Cosa troveranno a Machu Picchu gli “ascoltatori-viaggiatori”?

“Cosa c’è a Machu Picchu non lo sappiamo nemmeno noi, è il posto in cui non siamo mai stati. Mi sono trovato per ben due volte a pochi chilometri da questa meta, così questo posto lontano ha assunto il valore di meta idealizzata, ogni sogno rimandato, ogni amore impossibile. È la meta verso cui tendere senza poterla raggiungere. E forse è anche meglio così. Machu Picchu non è l’arrivo ma il motivo per uscire di casa, zaino in spalla, e camminare”.

Tra le stories di instagram avete postato “cercate ispirazione da mostri sacri e secolari” (il tutto accompagnato da un simpatico T-Rex). Quali sono i vostri?

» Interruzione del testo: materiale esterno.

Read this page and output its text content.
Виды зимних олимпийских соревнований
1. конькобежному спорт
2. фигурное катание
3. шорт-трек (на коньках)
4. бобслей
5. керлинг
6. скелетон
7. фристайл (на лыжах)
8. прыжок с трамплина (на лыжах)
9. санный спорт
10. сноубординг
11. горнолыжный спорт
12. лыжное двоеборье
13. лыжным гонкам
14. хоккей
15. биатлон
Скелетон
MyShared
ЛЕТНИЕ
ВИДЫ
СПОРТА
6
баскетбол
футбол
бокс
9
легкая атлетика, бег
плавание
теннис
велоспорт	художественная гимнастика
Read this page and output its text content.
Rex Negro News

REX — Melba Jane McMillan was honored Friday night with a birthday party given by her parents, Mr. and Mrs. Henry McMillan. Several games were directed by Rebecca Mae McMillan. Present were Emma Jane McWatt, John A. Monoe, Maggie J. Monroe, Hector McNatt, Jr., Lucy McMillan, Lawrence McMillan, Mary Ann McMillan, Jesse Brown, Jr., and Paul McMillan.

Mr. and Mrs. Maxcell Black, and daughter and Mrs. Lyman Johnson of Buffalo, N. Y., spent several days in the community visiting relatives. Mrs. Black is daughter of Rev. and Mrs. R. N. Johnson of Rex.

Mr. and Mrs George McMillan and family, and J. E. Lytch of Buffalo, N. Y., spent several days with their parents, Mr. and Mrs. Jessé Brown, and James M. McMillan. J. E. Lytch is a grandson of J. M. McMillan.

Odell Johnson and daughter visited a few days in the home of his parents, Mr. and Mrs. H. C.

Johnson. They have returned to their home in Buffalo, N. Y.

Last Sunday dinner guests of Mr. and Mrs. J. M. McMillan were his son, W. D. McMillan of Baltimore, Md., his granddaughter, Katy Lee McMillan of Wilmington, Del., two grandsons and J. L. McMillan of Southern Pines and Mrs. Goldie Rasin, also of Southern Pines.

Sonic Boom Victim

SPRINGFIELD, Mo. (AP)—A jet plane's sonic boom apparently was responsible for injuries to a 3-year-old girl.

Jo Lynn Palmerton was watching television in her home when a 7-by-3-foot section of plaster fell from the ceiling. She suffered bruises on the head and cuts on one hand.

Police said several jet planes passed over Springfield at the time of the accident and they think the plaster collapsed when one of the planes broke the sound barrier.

“È difficile restringere il campo. Per buttare una lista senza pensarci troppo: i Buena vista Social Club, Natalie Lafourcade, Jorge Drexler, Will and the People, Residente, Calle 13, Onda Vaga, Manu Chao. I nostri mostri sacri sono questi e anche altri, sono tutti quelli che ci hanno accompagnato per un po’ nel nostro viaggio e che, come tutti i viaggi, ci hanno contaminato il modo di vivere. Sono sacri perché sono parte di noi e anche se andando avanti continuiamo a contaminarci sempre più, ci portiamo dietro la loro impronta gigantesca, come quella di un T-Rex”.

Se dovessimo salutarci con una frase estratta da una delle vostre canzoni quale scegliereste?

“…Ma quanto è bela la tecnologia che mi fa girare per tutto il mondo, ma ancora non mi aiuta a tornare da te…”.